Go back in time one week. The online horror community was buzzing with support to get out to the theater and see the historic UNRATED release of Adam Green’s Hatchet 2. Fans blogged and vlogged and tweeted how this would be our chance to rise up and show the movie business that there was demand for unrated horror. 2001 Maniacs: Field of Screams director Tim Sullivan sent out a letter to several news outlets pleading with fans to spend their money on Hatchet 2 and to resist the temptations of internet piracy. AMC, a sizable movie chain, was being universally praised for their guts in taking such a risk by offering such a wide release to Hatchet 2. It was a dream come true for hardcore horror fans.
By Sunday night the dream seemed to be crumbling. By Monday morning, it had all but died. AMC pulled Hatchet 2 from theaters, citing performance as their motivation. Speculation, accusations, and bitterness flew around the horror community, with people pointing fingers at the theaters, the MPAA, the distributor, even the fans for not getting off of their butts and supporting the unrated horror movement. Adam Green, much to his credit, took the admirable stance that it was a crappy situation but playing the blame game wasn’t going to help anybody. He was just glad to have seen his movie in theaters, as he had intended. Whatever your thoughts on the Hatchet 2 debacle might be, there is no denying that last weekend was an historic event for horror cinema. The kind of thing that comes along once every few DECADES! Now, for better or for worse, that time has passed….
…or has it?
The unrated remake of I Spit on Your Grave opens today. Also being shown in AMC theaters, although on about sixty fewer screens than Hatchet 2, I Spit on Your Grave offers horror fandom a rare second chance to make a lasting impression on the movie industry. Eight screens nationwide are taking a chance by showing this brutal, horrific story of assault, rape, and revenge, and they are doing it without the gracious blessing of the MPAA. Lightning is striking twice, giving the hardcore horror fan ANOTHER opportunity to go see a film from our beloved genre in the form the director originally intended. AMC is also being given a second chance to stick to their guns and continue supporting an unrated film despite external pressures.

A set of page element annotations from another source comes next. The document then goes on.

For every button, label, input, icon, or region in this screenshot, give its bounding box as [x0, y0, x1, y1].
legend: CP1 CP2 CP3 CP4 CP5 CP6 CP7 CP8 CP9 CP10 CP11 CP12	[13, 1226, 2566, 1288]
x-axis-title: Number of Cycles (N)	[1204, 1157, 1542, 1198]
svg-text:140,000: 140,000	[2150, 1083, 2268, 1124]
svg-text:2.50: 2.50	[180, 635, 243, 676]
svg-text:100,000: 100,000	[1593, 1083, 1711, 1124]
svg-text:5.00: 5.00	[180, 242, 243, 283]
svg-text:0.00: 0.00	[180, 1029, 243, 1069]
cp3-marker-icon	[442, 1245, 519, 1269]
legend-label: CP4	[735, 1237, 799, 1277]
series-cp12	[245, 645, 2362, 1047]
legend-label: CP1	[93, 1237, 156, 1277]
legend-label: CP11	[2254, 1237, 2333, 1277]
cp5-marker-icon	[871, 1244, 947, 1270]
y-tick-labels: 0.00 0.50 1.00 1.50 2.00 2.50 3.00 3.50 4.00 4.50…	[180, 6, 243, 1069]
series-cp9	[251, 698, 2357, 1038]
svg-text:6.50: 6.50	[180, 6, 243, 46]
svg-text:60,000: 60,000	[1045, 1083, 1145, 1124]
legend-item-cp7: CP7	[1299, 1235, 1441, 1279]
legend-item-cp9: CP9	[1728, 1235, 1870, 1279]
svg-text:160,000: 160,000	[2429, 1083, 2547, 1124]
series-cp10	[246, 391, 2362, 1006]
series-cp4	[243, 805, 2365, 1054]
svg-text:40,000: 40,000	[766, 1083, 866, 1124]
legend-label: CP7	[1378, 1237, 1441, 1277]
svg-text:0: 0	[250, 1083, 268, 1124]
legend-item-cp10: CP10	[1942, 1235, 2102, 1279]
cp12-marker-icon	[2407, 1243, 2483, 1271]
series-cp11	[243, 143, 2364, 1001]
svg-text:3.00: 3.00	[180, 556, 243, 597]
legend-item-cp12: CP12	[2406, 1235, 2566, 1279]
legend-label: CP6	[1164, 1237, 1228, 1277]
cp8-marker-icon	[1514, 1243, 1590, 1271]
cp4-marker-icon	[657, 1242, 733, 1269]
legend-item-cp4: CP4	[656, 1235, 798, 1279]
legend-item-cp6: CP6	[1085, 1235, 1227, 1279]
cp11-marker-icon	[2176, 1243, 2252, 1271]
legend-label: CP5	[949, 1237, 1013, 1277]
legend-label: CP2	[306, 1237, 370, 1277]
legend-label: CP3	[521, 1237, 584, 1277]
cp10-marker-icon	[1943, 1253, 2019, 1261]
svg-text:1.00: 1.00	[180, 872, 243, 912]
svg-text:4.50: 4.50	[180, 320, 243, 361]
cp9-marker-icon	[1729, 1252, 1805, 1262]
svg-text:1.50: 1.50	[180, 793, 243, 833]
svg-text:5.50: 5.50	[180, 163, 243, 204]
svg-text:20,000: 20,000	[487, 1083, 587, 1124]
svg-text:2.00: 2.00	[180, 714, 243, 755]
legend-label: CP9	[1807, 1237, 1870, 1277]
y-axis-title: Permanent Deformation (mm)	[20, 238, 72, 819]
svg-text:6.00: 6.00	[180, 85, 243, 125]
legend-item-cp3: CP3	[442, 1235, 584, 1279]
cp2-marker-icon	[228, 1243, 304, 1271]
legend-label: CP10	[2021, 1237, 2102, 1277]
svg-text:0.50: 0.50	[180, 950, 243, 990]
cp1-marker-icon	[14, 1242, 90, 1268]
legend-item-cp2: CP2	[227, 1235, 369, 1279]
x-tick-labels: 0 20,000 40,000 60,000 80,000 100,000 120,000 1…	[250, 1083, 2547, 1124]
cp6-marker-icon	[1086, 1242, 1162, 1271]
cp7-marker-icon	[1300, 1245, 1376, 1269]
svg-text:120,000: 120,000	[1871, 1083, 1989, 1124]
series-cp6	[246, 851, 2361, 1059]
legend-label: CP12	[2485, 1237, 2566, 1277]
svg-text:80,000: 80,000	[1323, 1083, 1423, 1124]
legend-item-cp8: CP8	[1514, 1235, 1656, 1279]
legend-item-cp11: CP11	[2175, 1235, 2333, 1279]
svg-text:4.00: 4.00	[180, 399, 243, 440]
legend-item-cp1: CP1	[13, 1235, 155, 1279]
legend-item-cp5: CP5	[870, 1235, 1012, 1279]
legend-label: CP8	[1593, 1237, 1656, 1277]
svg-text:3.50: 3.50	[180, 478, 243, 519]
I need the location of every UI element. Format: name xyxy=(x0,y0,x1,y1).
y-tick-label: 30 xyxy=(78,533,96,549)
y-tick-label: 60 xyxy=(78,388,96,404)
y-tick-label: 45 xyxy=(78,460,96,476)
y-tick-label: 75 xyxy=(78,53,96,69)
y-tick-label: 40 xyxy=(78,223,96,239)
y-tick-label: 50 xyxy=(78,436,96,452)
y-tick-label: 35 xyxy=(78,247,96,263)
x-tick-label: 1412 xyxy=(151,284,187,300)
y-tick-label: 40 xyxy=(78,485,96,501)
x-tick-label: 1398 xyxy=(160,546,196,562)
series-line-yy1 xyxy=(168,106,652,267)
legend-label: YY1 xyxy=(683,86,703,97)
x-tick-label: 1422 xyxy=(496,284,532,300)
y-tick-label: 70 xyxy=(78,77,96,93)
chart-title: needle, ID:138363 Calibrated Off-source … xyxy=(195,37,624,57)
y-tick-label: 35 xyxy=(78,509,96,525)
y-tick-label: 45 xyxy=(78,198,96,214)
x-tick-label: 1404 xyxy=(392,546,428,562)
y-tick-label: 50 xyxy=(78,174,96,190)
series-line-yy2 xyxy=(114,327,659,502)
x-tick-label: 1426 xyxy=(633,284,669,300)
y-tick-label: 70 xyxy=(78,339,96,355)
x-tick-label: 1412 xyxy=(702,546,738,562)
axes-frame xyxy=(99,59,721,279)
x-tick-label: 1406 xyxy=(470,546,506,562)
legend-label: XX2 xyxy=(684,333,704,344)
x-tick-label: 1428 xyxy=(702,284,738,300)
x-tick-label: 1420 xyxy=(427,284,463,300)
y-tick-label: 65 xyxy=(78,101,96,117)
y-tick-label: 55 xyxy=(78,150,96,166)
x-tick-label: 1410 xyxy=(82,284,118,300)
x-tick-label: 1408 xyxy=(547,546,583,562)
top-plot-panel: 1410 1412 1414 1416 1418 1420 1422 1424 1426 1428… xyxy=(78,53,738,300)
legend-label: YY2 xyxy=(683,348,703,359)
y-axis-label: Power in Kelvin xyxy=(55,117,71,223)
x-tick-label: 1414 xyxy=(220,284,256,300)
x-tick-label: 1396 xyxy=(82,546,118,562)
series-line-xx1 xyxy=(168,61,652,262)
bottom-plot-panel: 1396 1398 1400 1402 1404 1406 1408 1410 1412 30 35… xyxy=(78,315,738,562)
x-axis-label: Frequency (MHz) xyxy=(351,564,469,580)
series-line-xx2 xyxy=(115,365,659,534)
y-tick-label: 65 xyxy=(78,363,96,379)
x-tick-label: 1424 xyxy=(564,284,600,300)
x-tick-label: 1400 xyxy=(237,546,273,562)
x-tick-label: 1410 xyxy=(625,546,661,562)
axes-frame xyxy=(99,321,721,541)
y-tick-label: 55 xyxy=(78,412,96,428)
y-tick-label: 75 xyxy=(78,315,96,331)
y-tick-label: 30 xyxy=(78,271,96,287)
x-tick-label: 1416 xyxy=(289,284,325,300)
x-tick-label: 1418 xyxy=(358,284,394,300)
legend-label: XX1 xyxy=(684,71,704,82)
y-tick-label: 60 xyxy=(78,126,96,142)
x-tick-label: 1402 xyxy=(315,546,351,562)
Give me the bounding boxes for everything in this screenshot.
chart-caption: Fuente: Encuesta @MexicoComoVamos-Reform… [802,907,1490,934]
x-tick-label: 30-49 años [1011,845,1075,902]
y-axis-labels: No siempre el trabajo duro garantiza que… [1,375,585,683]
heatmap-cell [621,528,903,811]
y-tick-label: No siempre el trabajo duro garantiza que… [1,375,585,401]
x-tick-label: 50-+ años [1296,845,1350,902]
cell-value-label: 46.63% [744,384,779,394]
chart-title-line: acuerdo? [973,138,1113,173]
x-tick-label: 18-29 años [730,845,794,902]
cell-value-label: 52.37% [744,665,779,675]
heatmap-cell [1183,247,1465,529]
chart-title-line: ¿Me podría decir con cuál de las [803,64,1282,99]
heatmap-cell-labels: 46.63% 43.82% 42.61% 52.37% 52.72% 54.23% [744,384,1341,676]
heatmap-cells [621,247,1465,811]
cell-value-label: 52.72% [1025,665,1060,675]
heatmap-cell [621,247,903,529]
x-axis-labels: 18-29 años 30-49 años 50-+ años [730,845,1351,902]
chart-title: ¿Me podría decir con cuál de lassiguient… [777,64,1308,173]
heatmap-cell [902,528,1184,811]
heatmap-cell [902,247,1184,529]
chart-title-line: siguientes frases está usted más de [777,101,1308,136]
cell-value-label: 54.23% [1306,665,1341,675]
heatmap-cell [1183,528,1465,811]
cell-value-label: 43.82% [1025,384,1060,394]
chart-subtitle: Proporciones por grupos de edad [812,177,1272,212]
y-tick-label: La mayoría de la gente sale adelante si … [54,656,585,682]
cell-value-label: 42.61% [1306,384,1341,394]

So this is a rallying cry for the horror community. We have a second chance to make the statement we could have, SHOULD have made with Hatchet 2. We can pack the eight theaters in the country with the balls to support I Spit On Your Grave with wall to wall horror fans and make the industry see that unrated horror has a valid place among the cinemas of America. As an independent horror filmmaker, the idea that I might be able to enjoy the same freedom with my future work is incredibly exciting. As a horror fan, having the choice to see the films I want, the way I want to see them: in the theater. I don’t want to have to wait a year for an unrated DVD release of a film that has forty five seconds of blood spatter, or five seconds of sexual thrusting) which was forcibly removed by the censorship of the MPAA and a theater industry that is unwilling to risk showing unrated or NC-17 films. I was at the Hatchet 2 screening in Chicago last Sunday afternoon, and I LOVED IT! It was so good to be able to simply sit back with my wife and enjoy a good splattergore film without feeling the censoring blade of the MPAA gouging at the screen. Instead of leaving the theater thinking “That was pretty cool. Can’t wait for the DVD so I can actually see it!” I left fulfilled.
And isn’t fulfilling the audience’s expectations of entertainment the job of both filmmakers and theater owners?
So if you share the same dream of seeing more unrated films in theaters that Adam Green, Tim Sullivan, hundreds of filmmakers, thousands of fans, and I share, then I beg you: please go see I Spit on Your Grave this weekend.